Case in point: I've developed a ritual of arising early and eating and then heading to a café for coffee and to write. This morning I am in Rovinj, Croatia and like other mornings wanted a seaside café to enjoy the waterfront. Alas, the place I wanted by the water was not open until 10. The cafe scene is down the wharf around the corner where all the delivery trucks come early (this being early). Across the bay are seven (7) construction dereks as they built a huge new Hotel. It is a construction zone...and sounds like it too.
Sound carries quite well across the water.
But I have my Americano with milk. I can't understand what the others around me are speaking and no one is disturbing me.
Somewhere in the guide books I noted that there was one of the finest remaining (granted, there has been some renovation and re-construction but most of it has survived the 1300 years quite well) Roman Amphitheatres in the world.
So, I stopped in Pula....a major port in this part of Croatia. At one time it was a a part of ship building and by the looks of it, still is.
I arrived on the ferry at night...about 10 pm.
Here's the thing: finding relatively inexpensive hotels online for any place is quite easy. Once you get there....good luck finding the place. It's not like I stay at the Hilton or Marriot. For Pula I chose what appeared to be a hotel of "faded elegance." In reality I was right on the money, with an emphasis on the former.
The best thing was that it was but 2 minutes from the wharf. I could even see it from the ferry. No cabs in sight. I walked a couple blocks. The area was kind of sketchy but off to my right was THE reason I stopped in Pula.
The Colosseum or Amphitheatre or Forum as some call it.
I checked into my room. It was a huge 1908 hotel.
("Come back in two years, this place will be a 5 Star Hotel when they renovate it!")Said the front desk clerk.
I looked around the place and thought that it was going to take a lot more than two years just to bring it up to code, let alone bring it up to five stars.
And yet I liked the place. I had a room on the 5th (5th!) floor. There couldn't have been more than a dozen people in this huge place. (I shared a single gym locker with more guys in high school than were in the hotel tonight.) Nevertheless, I liked the faded elegance and the sense of time and decay and prospect of it recovering it's Heyday in the future. It WAS a pretty cool place.
But, the Colosseum did not disappoint. From every angle it was very stylish. Night lights emphasized its angles and age. I walked entirely around it at 11 pm. Several others were doing the same...so I felt somewhat safe. In the daytime, the tour buses poured in with their customers who came, like I, mainly to see the Colosseum.
The rest of the city was a delight to see.

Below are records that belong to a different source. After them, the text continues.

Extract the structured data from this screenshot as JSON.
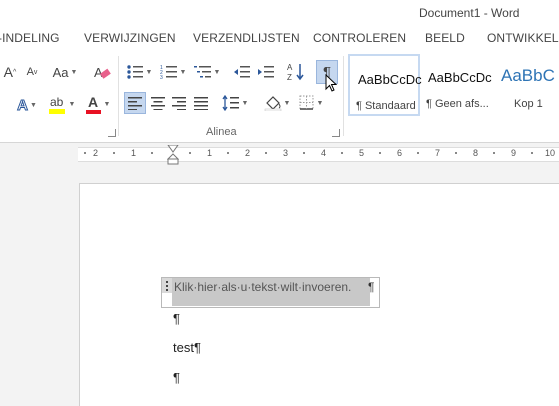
{
  "window": {
    "title": "Document1 - Word"
  },
  "tabs": [
    "-INDELING",
    "VERWIJZINGEN",
    "VERZENDLIJSTEN",
    "CONTROLEREN",
    "BEELD",
    "ONTWIKKELA"
  ],
  "ribbon": {
    "font_group": {
      "grow_label": "A",
      "shrink_label": "A",
      "case_label": "Aa",
      "text_effects_label": "A",
      "font_color_label": "A",
      "highlight_color": "#ffff00",
      "font_color": "#e81123"
    },
    "paragraph_group_label": "Alinea",
    "pilcrow_label": "¶",
    "styles": [
      {
        "preview": "AaBbCcDc",
        "name": "¶ Standaard"
      },
      {
        "preview": "AaBbCcDc",
        "name": "¶ Geen afs..."
      },
      {
        "preview": "AaBbC",
        "name": "Kop 1"
      }
    ]
  },
  "ruler": {
    "numbers": [
      "2",
      "1",
      "1",
      "2",
      "3",
      "4",
      "5",
      "6",
      "7",
      "8",
      "9",
      "10"
    ]
  },
  "document": {
    "content_control_placeholder": "Klik·hier·als·u·tekst·wilt·invoeren.",
    "pilcrow": "¶",
    "line2": "¶",
    "line3": "test¶",
    "line4": "¶"
  },
  "accent": "#2b579a"
}
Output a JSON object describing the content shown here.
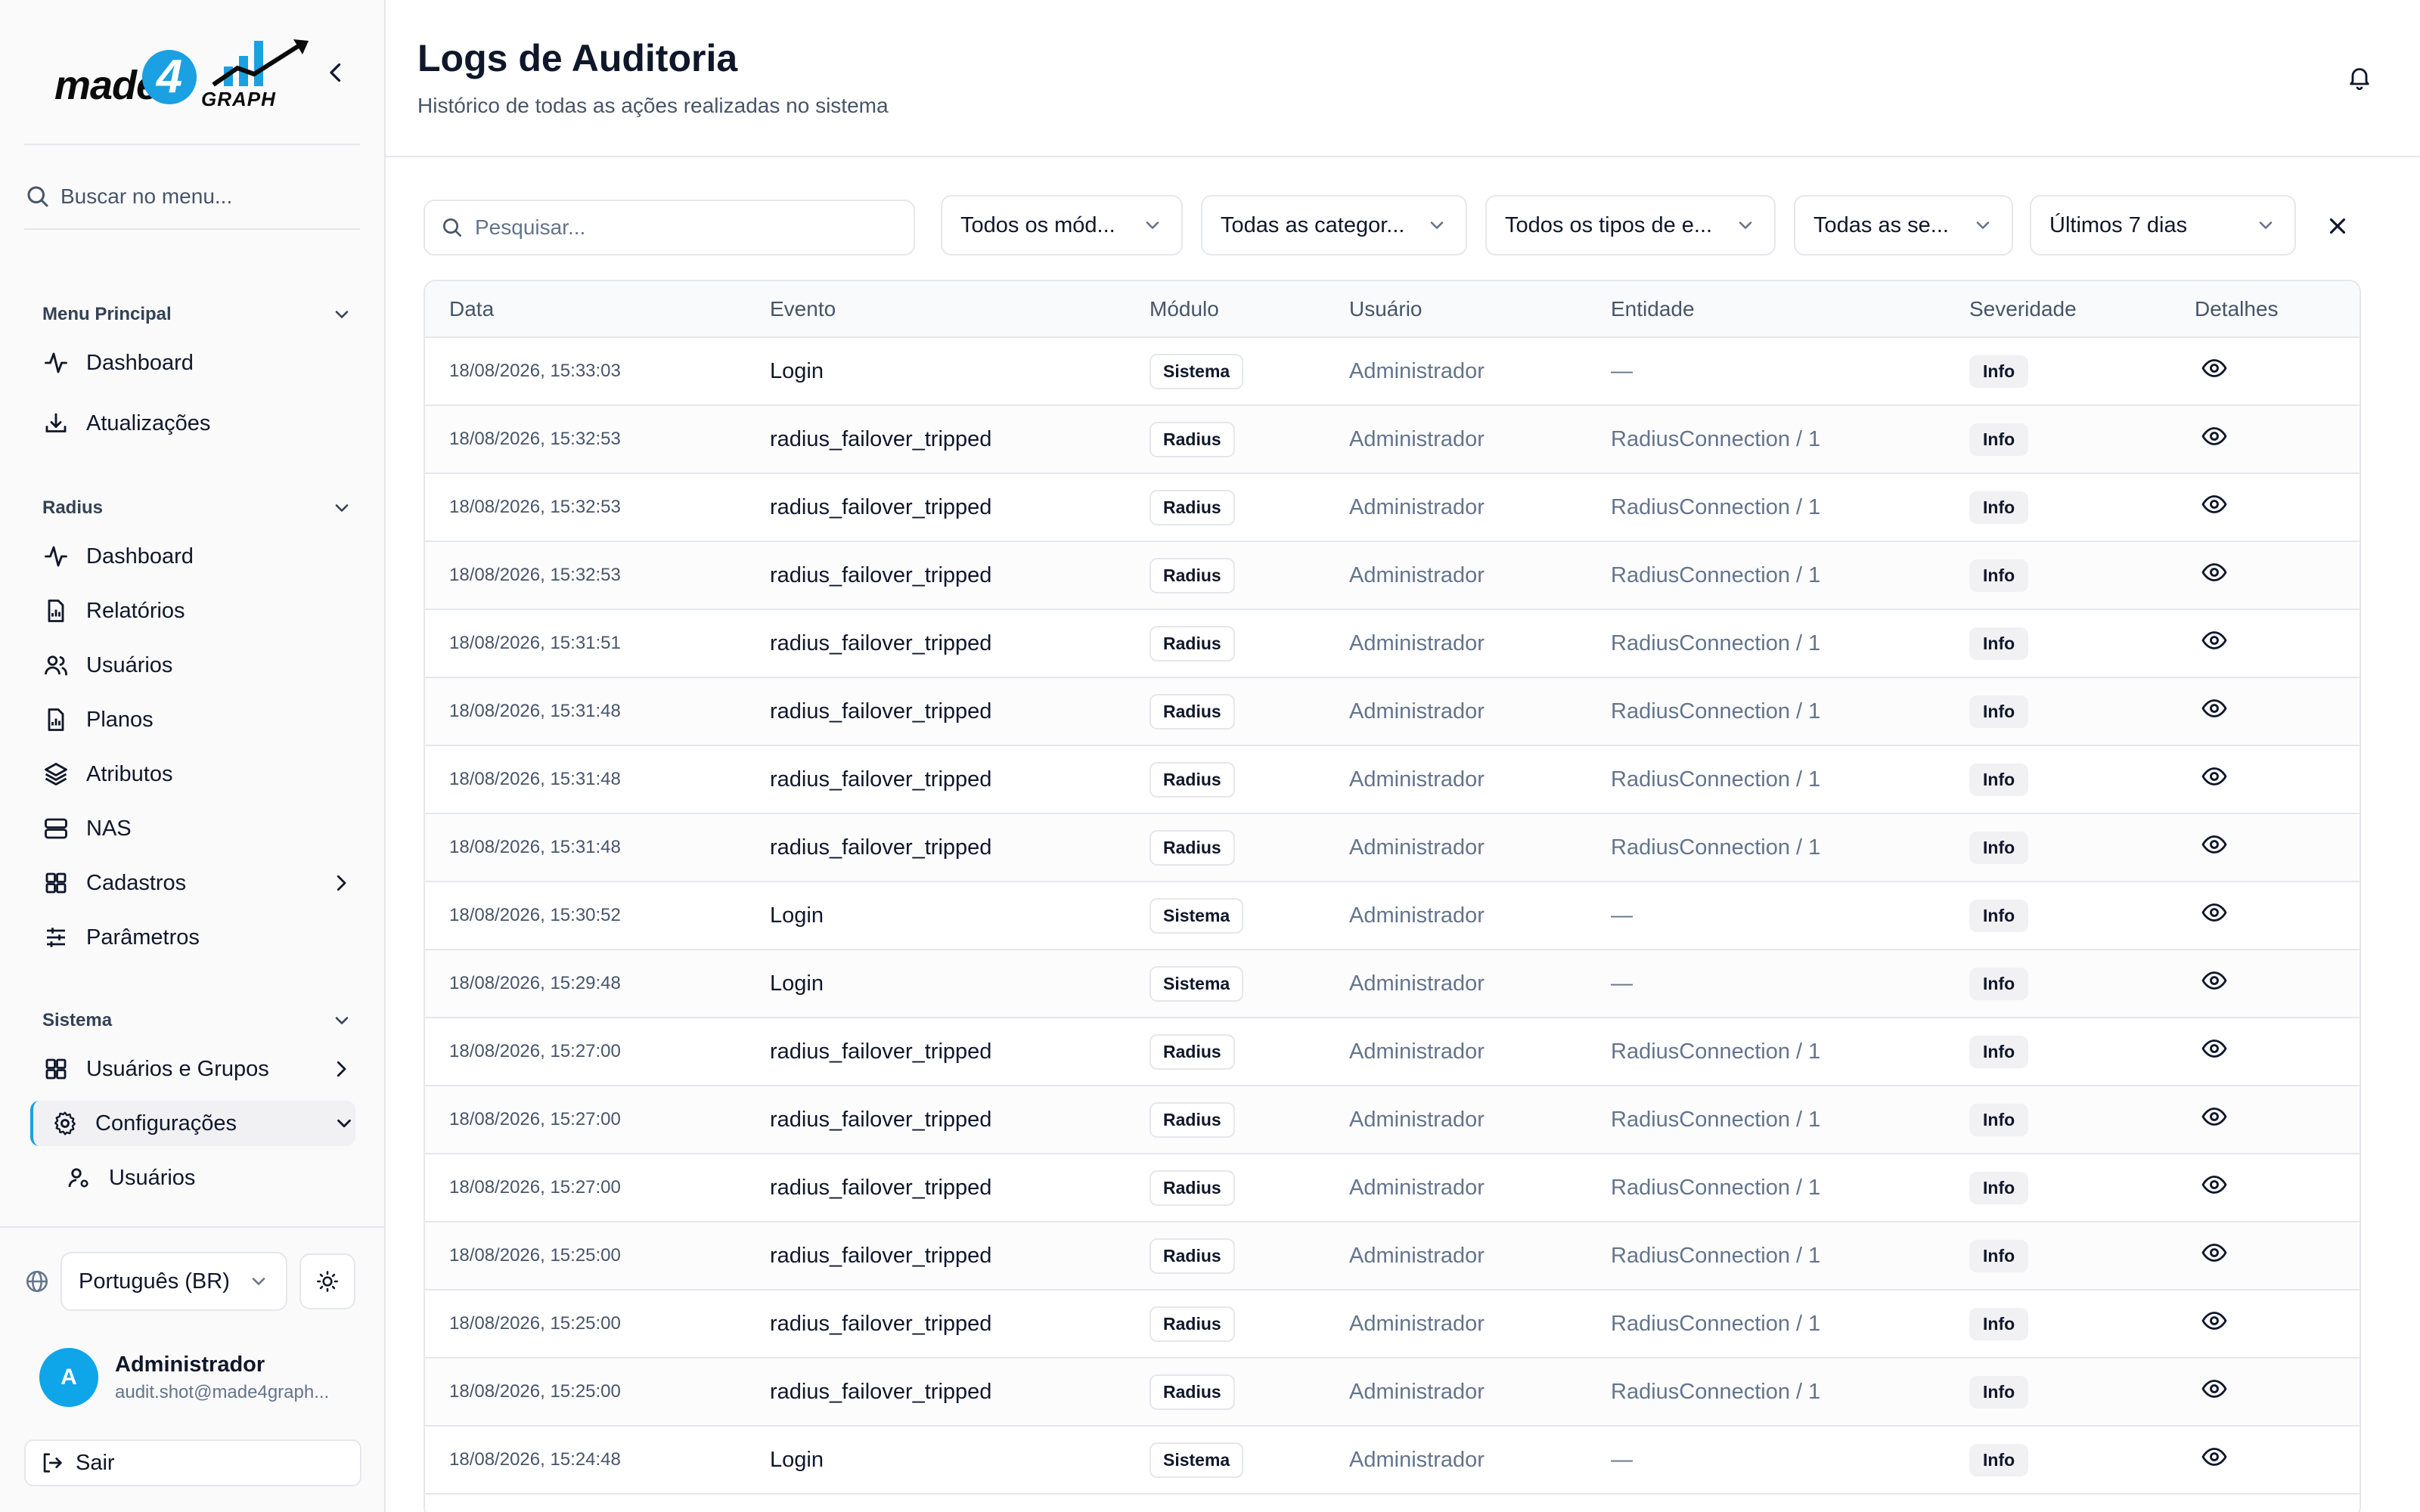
{
  "sidebar": {
    "logo": {
      "text": "made",
      "four": "4",
      "graph": "GRAPH"
    },
    "search_placeholder": "Buscar no menu...",
    "sections": [
      {
        "title": "Menu Principal",
        "items": [
          "Dashboard",
          "Atualizações"
        ]
      },
      {
        "title": "Radius",
        "items": [
          "Dashboard",
          "Relatórios",
          "Usuários",
          "Planos",
          "Atributos",
          "NAS",
          "Cadastros",
          "Parâmetros"
        ]
      },
      {
        "title": "Sistema",
        "items": [
          "Usuários e Grupos",
          "Configurações",
          "Usuários"
        ]
      }
    ],
    "language": "Português (BR)",
    "user": {
      "initial": "A",
      "name": "Administrador",
      "email": "audit.shot@made4graph..."
    },
    "logout": "Sair"
  },
  "header": {
    "title": "Logs de Auditoria",
    "subtitle": "Histórico de todas as ações realizadas no sistema"
  },
  "filters": {
    "search_placeholder": "Pesquisar...",
    "modules": "Todos os mód...",
    "categories": "Todas as categor...",
    "event_types": "Todos os tipos de e...",
    "severities": "Todas as se...",
    "period": "Últimos 7 dias"
  },
  "table": {
    "columns": [
      "Data",
      "Evento",
      "Módulo",
      "Usuário",
      "Entidade",
      "Severidade",
      "Detalhes"
    ],
    "rows": [
      {
        "date": "18/08/2026, 15:33:03",
        "event": "Login",
        "module": "Sistema",
        "user": "Administrador",
        "entity": "—",
        "severity": "Info"
      },
      {
        "date": "18/08/2026, 15:32:53",
        "event": "radius_failover_tripped",
        "module": "Radius",
        "user": "Administrador",
        "entity": "RadiusConnection / 1",
        "severity": "Info"
      },
      {
        "date": "18/08/2026, 15:32:53",
        "event": "radius_failover_tripped",
        "module": "Radius",
        "user": "Administrador",
        "entity": "RadiusConnection / 1",
        "severity": "Info"
      },
      {
        "date": "18/08/2026, 15:32:53",
        "event": "radius_failover_tripped",
        "module": "Radius",
        "user": "Administrador",
        "entity": "RadiusConnection / 1",
        "severity": "Info"
      },
      {
        "date": "18/08/2026, 15:31:51",
        "event": "radius_failover_tripped",
        "module": "Radius",
        "user": "Administrador",
        "entity": "RadiusConnection / 1",
        "severity": "Info"
      },
      {
        "date": "18/08/2026, 15:31:48",
        "event": "radius_failover_tripped",
        "module": "Radius",
        "user": "Administrador",
        "entity": "RadiusConnection / 1",
        "severity": "Info"
      },
      {
        "date": "18/08/2026, 15:31:48",
        "event": "radius_failover_tripped",
        "module": "Radius",
        "user": "Administrador",
        "entity": "RadiusConnection / 1",
        "severity": "Info"
      },
      {
        "date": "18/08/2026, 15:31:48",
        "event": "radius_failover_tripped",
        "module": "Radius",
        "user": "Administrador",
        "entity": "RadiusConnection / 1",
        "severity": "Info"
      },
      {
        "date": "18/08/2026, 15:30:52",
        "event": "Login",
        "module": "Sistema",
        "user": "Administrador",
        "entity": "—",
        "severity": "Info"
      },
      {
        "date": "18/08/2026, 15:29:48",
        "event": "Login",
        "module": "Sistema",
        "user": "Administrador",
        "entity": "—",
        "severity": "Info"
      },
      {
        "date": "18/08/2026, 15:27:00",
        "event": "radius_failover_tripped",
        "module": "Radius",
        "user": "Administrador",
        "entity": "RadiusConnection / 1",
        "severity": "Info"
      },
      {
        "date": "18/08/2026, 15:27:00",
        "event": "radius_failover_tripped",
        "module": "Radius",
        "user": "Administrador",
        "entity": "RadiusConnection / 1",
        "severity": "Info"
      },
      {
        "date": "18/08/2026, 15:27:00",
        "event": "radius_failover_tripped",
        "module": "Radius",
        "user": "Administrador",
        "entity": "RadiusConnection / 1",
        "severity": "Info"
      },
      {
        "date": "18/08/2026, 15:25:00",
        "event": "radius_failover_tripped",
        "module": "Radius",
        "user": "Administrador",
        "entity": "RadiusConnection / 1",
        "severity": "Info"
      },
      {
        "date": "18/08/2026, 15:25:00",
        "event": "radius_failover_tripped",
        "module": "Radius",
        "user": "Administrador",
        "entity": "RadiusConnection / 1",
        "severity": "Info"
      },
      {
        "date": "18/08/2026, 15:25:00",
        "event": "radius_failover_tripped",
        "module": "Radius",
        "user": "Administrador",
        "entity": "RadiusConnection / 1",
        "severity": "Info"
      },
      {
        "date": "18/08/2026, 15:24:48",
        "event": "Login",
        "module": "Sistema",
        "user": "Administrador",
        "entity": "—",
        "severity": "Info"
      }
    ]
  },
  "colors": {
    "accent": "#1ba0e2",
    "avatar": "#0ea5e9"
  }
}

Houses old and renovated from the 1700's or later.
The Cathedral of the Assumption of the Blessed Virgin had only been around since the 5th Century.
The stone floors were worn smooth from the passage of time and the passage of feet.
Ancient Roman arches and ancient Church Bishops remained, locked in time and locked in stone for travelers to stop and see...or walk upon.
The Arch of the Sergii, is the remains of an ancient Roman arch and onetime city gate built in 29 BCE.
The above survived the years and is from the Roman presence two millennia ago. I walked past countless tourists who were taking selfies with the Arch in the background...a fitting memory of an interesting historical monument.
I passed one guy who was (and I am not making this up) taking a selfie of his fish taco with the Arch in the background.
We all have our own particular memories to make.
A short bus ride up the coast brought me to Rovinj. It appears that this postcard picture-perfect seaside town has been discovered and converted and overrun by the tourist trade.
It IS a gem though and will take some time to figure out the maze of streets.
I was grateful to find my apartment and then to find my apartment again, (above) once I left it for exploring, while struggling to remember where it was in the labyrinth of Medieval streets.